Com informações do MP - TO
Promotor Ricardo Vicente afirmou que realizar um novo pleito seria a melhor solução - Foto: Divulgação
A eleição que definiu os nomes que integram a lista tríplice para escolha do novo Procurador-Geral de Justiça no Tocantins tem sido alvo de vários questionamentos por parte dos próprios membros do órgão.

A votação ocorreu na última sexta-feira (17) e pode ter sido fraudada. Os membros do Ministério Público descobriram que foram computados 108 votos quando eram somente 107 eleitores aptos a votar no pleito.

Em um vídeo que circulou nas redes sociais nesta terça-feira (21), os procuradores de Justiça discutem a possibilidade de anulação da eleição alegando que o processo foi falho desde o início.

O voto excedente teria sido registrado por engano por uma servidora voluntária no município de Colinas do Tocantins, mas ainda não foi explicado como ela teve acesso ao documento de votação. Poderiam votar apenas procuradores e promotores de Justiça.

A disputa para formação da lista tríplice ao cargo de Procurador-Geral teve cinco candidatos.
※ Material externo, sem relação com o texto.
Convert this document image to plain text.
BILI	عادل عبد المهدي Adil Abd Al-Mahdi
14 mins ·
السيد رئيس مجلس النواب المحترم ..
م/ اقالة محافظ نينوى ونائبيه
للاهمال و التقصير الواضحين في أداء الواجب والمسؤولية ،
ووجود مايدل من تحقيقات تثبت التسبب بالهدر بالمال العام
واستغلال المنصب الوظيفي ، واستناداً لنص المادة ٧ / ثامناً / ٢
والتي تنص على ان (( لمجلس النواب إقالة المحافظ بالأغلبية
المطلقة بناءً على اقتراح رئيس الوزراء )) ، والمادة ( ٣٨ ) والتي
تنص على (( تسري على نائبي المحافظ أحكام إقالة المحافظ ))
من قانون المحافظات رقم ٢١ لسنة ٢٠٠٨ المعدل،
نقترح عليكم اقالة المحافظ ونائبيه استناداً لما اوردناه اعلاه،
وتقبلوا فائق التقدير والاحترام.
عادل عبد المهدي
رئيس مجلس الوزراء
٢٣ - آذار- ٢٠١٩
Foram escolhidos os três mais votados: os promotores de Justiça Luciano Casaroti [67 votos], Abel Andrade [62] e Marcelo Sampaio [57].

Os três nomes foram enviados ao governador Mauro Carlesse, a quem cabe fazer a escolha de um deles e a nomeação para o cargo máximo do Ministério Público do Tocantins.

Discussão 
Durante a sessão virtual do Ministério Público, o Procurador de Justiça Ricardo Vicente sugere a anulação do pleito.

“Como apareceu um voto a mais? Será que nós não estamos diante da teoria dos frutos podres? Quem garante que um colega não foi desabilitado para que outro votasse em seu lugar?”, questionou o procurador.

“A pessoa que votou não é nem servidora. Ela não pertence aos quadros do Ministério Público, ela é apenas uma voluntária de Colinas que acesso ao sistema e para ela foi oferecida uma cédula de votação, e ela inadvertidamente teria feito a votação. Por isso o sistema captou 108 votantes, com apenas 107 membros aptos”, explicou outro procurador.

“Pela experiência que a gente tem, vemos que essa eleição começou errada, ela não se realizou adequadamente. Nós vamos abrir uma porta para o governador questionar essa lista, baseada em uma eleição que não reflete o posicionamento da classe. Não podemos dizer que nós sabemos quem votou. Ai surgiu uma dúvida enorme: quem foram os habilitados?”, questionou outro procurador.

“Isso vai ganhar uma dimensão nacional e nós estamos sujeitos a qualquer juiz de direito de primeiro grau desmanchar todo esse pleito, desmoralizando o Ministério Público. Façamos novas eleições com os cuidados necessários. Porque não fazemos também uma eleição, para festejar a segurança jurídica, com o voto em papel? Entendo que um novo pleito seria melhor para todos”, ponderou Ricardo Vicente.